Nama lain yang termasuk nama besar adalah Bakoel Koffie. Berawal dari warung nasi yang didirikan sejak 1870 oleh Tek Sun Ho, kafe ini jadi besar dan punya empat gerai di Jakarta.
"Kopi itu seperti wine-nya Indonesia," kata Syenny Chatrine Widjaja pada Financial Times. Menurut perempuan yang sekarang menjalankan Bakoel Koffie, kini pendapatan dari satu gerainya mencapai Rp300 juta hingga Rp500 juta dalam sebulan.
Modal mendirikan kafe memang tak murah. Tanamera Coffee, misalkan. Salah satu kafe dengan kualitas kopi terbaik di Jakarta ini mengeluarkan dana sekitar Rp2,9 miliar untuk membeli mesin sangrai kapasitas 60 kilogram. Sedangkan mesin espresso mereka beli seharga Rp450 juta. Namun menurut Ian Criddle, co-founder Tanamera, pendapatan mereka meningkat empat kali lipat sejak tiga tahun terakhir, dan sudah balik modal.
Sedangkan kafe skala menengah seperti Coffee Life berjalan lebih santai. Hingga menginjak tahun ketiga, Rani mengaku belum balik modal. Dari pendapatan kafe plus usaha sangrai kopinya, dalam sebulan pendapatan Coffee Life berkisar Rp40 juta sampai Rp60 juta.
"Jujur saja, sebenarnya bagi kami enggak terlalu penting balik modal atau enggak. Yang penting bisa bayar pegawai dan sewa tempat, dan masih bisa ngulik-ngulik kopi dan minum sepuasnya," ujar Rani yang memperkirakan akan balik modal di tahun keempat atau kelima.
Semakin banyak kafe waralaba dan artisan di Jakarta juga berarti persaingan yang makin ketat. Menurut Rani, bisnis kafe di Jakarta masih punya prospek cerah.

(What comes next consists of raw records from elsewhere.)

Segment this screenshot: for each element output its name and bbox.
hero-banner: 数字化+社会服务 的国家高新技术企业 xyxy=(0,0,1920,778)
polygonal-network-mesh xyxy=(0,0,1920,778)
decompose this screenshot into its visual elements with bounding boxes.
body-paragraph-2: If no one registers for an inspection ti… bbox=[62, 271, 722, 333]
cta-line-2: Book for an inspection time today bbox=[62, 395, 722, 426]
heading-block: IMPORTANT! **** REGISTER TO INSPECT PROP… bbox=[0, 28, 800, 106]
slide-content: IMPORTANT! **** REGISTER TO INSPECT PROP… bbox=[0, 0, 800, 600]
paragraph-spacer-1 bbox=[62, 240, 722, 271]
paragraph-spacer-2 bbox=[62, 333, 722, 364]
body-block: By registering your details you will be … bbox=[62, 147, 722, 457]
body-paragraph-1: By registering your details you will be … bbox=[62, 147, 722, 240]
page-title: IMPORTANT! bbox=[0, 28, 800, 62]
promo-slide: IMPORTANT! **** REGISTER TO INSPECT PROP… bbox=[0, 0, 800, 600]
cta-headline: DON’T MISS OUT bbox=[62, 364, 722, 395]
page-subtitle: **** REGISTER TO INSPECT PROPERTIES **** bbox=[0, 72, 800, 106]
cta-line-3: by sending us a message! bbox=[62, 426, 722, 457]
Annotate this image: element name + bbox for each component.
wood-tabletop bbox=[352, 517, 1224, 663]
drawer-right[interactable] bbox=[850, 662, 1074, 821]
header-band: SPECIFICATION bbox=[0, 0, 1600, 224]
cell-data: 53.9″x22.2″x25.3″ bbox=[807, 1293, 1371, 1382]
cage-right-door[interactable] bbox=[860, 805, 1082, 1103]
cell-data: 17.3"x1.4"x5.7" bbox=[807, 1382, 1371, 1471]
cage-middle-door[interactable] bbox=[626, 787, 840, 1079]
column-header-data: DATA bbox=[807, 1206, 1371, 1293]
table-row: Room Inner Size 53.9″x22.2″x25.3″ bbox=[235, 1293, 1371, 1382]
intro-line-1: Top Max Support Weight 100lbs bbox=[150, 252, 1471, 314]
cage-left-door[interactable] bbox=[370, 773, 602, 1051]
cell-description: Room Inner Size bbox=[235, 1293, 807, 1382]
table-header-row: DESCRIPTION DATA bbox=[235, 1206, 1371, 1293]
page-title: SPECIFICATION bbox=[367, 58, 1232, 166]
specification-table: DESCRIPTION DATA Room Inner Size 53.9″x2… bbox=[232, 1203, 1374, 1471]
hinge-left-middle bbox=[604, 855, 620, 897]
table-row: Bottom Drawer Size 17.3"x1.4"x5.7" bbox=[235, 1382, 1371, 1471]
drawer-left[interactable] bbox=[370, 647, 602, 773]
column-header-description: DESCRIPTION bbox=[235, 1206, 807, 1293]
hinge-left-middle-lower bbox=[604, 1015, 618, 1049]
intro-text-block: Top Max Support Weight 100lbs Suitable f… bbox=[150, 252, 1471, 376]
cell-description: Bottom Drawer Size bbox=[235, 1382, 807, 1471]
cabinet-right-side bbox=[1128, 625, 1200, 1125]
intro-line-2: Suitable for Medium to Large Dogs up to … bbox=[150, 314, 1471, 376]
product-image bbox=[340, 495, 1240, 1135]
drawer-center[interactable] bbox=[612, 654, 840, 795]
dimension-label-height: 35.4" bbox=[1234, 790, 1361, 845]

Terutama di tempat-tempat yang belum ada kopi dengan segmen pembeli kelas menengah. Apalagi dengan pertumbuhan kelas menengah yang semakin besar di Jakarta.
"Tapi pasti akan terjadi survival of the fittest. Mungkin yang bakal punah adalah mereka yang ikut-ikutan. Produk, servis, harga, juga lokasi akan menentukan," kata Rani.